Scleroderma is a rare connective tissue disease involving vascular injury and autoimmunity. It is characterized by the thickening, hardening, and tightening of connective tissues, leading to multifaceted complications. Scleroderma is classified into 2 forms, localized scleroderma and systemic sclerosis (SSc). The systemic form is further subdivided into limited SSc (formerly known as CREST syndrome) or diffuse SSc. This report describes the case of a 41-year-old woman with gingival pain, temporomandibular joint pain, frequent fevers, night sweats, excessive thirst, hunger, frequent urination, and weight gain. Her medical history included Sjogren syndrome and Raynaud phenomenon. Physical examinations revealed petechiae on the palms, lips, tongue, and soft palate; hypochromia of the lips; fibrosis; dry mouth; and active periodontal disease.
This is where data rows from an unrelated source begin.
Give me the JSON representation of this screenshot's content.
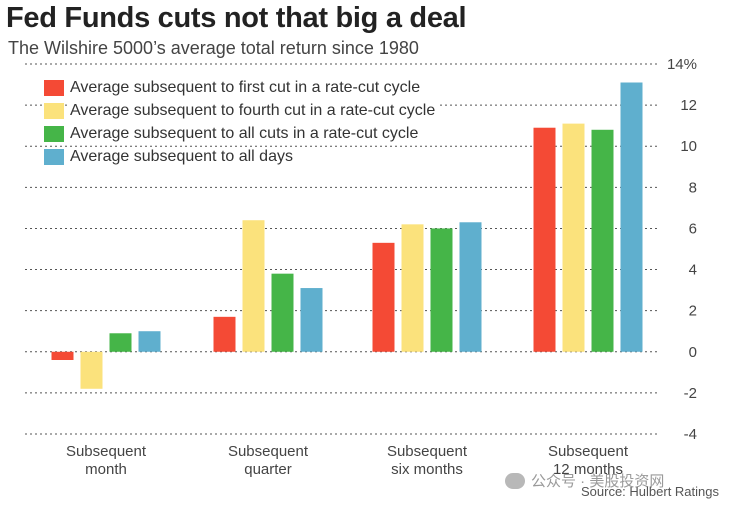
{
  "title": "Fed Funds cuts not that big a deal",
  "subtitle": "The Wilshire 5000’s average total return since 1980",
  "source": "Source: Hulbert Ratings",
  "watermark": "公众号 · 美股投资网",
  "colors": {
    "red": "#f44a35",
    "yellow": "#fbe27c",
    "green": "#45b548",
    "blue": "#5fafce",
    "grid": "#555555",
    "axis_text": "#444444"
  },
  "chart_data": {
    "type": "bar",
    "title": "Fed Funds cuts not that big a deal",
    "subtitle": "The Wilshire 5000’s average total return since 1980",
    "categories": [
      [
        "Subsequent",
        "month"
      ],
      [
        "Subsequent",
        "quarter"
      ],
      [
        "Subsequent",
        "six months"
      ],
      [
        "Subsequent",
        "12 months"
      ]
    ],
    "series": [
      {
        "name": "Average subsequent to first cut in a rate-cut cycle",
        "color": "#f44a35",
        "values": [
          -0.4,
          1.7,
          5.3,
          10.9
        ]
      },
      {
        "name": "Average subsequent to fourth cut in a rate-cut cycle",
        "color": "#fbe27c",
        "values": [
          -1.8,
          6.4,
          6.2,
          11.1
        ]
      },
      {
        "name": "Average subsequent to all cuts in a rate-cut cycle",
        "color": "#45b548",
        "values": [
          0.9,
          3.8,
          6.0,
          10.8
        ]
      },
      {
        "name": "Average subsequent to all days",
        "color": "#5fafce",
        "values": [
          1.0,
          3.1,
          6.3,
          13.1
        ]
      }
    ],
    "ylim": [
      -4,
      14
    ],
    "yticks": [
      -4,
      -2,
      0,
      2,
      4,
      6,
      8,
      10,
      12,
      14
    ],
    "ytick_labels": [
      "-4",
      "-2",
      "0",
      "2",
      "4",
      "6",
      "8",
      "10",
      "12",
      "14%"
    ],
    "grid": true,
    "legend_position": "top-left",
    "y_axis_side": "right"
  }
}
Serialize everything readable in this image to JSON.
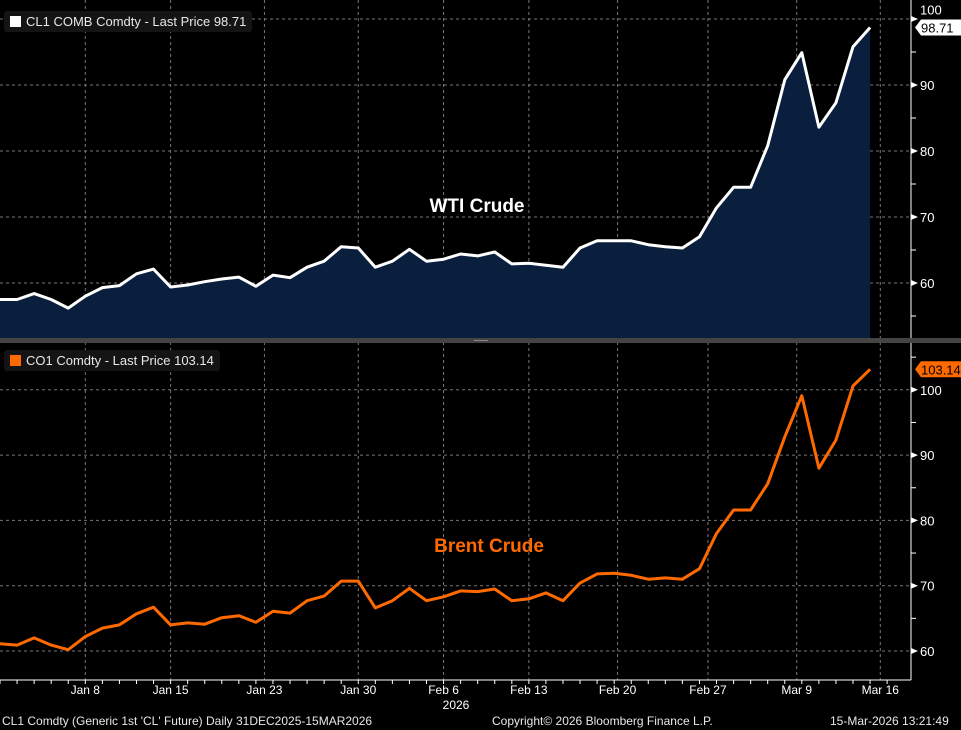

Serologic test results were positive for anticentromere and antinuclear antibodies and negative for anti-topoisomerase I antibody, confirming the diagnosis of limited SSc. The oral manifestations were critical to the early diagnosis of limited SSc. Telangiectasia, labial fibrosis, and xerostomia were key indicators. Interdisciplinary collaboration between oral healthcare professionals and rheumatologists is essential for optimal patient management. Further research is needed to understand the underlying mechanisms of SSc and refine the diagnostic criteria.